I am important to myself because I am a good and happy person; and I also now know that I matter. I also matter because I am a human being and, to me, any human being matters. But I also matter to myself because I know that I am going to be something and I know that I am going to make something of myself. I am not going to sit around and do nothing. I am going to get up and paint a beautiful picture with my life.

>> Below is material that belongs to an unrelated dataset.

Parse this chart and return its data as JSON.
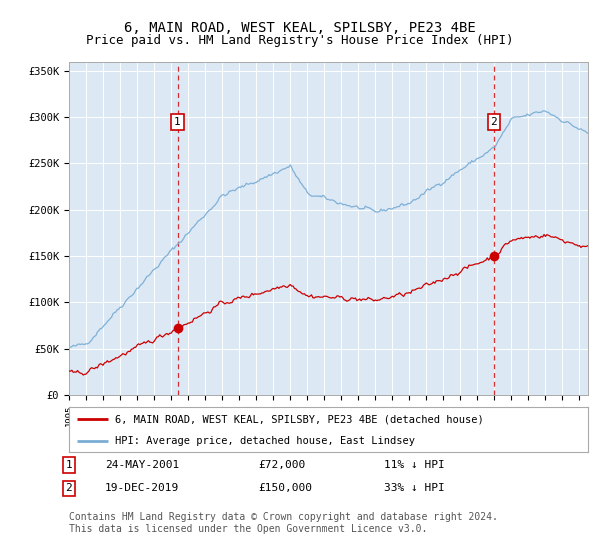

I am important to my family because I have never done anything to intentionally hurt them. I am the “sunshine” in my family. I am always told that without me, my family is incomplete. My family notices the smallest things I do; which shows me that I mean something to my family. I am also important to my family because of the roles I play. I am mainly daughter, sister, cousin and aunty. Without me, my mother wouldn’t be a mother of two, my sister wouldn’t have a sister, my niece wouldn’t have an aunty my cousin wouldn’t have me. I have made things for people, good things. Those people show me that I matter by loving me regardless of my mistakes. No matter my “title” in life, I am important. Not only my family but to myself as well.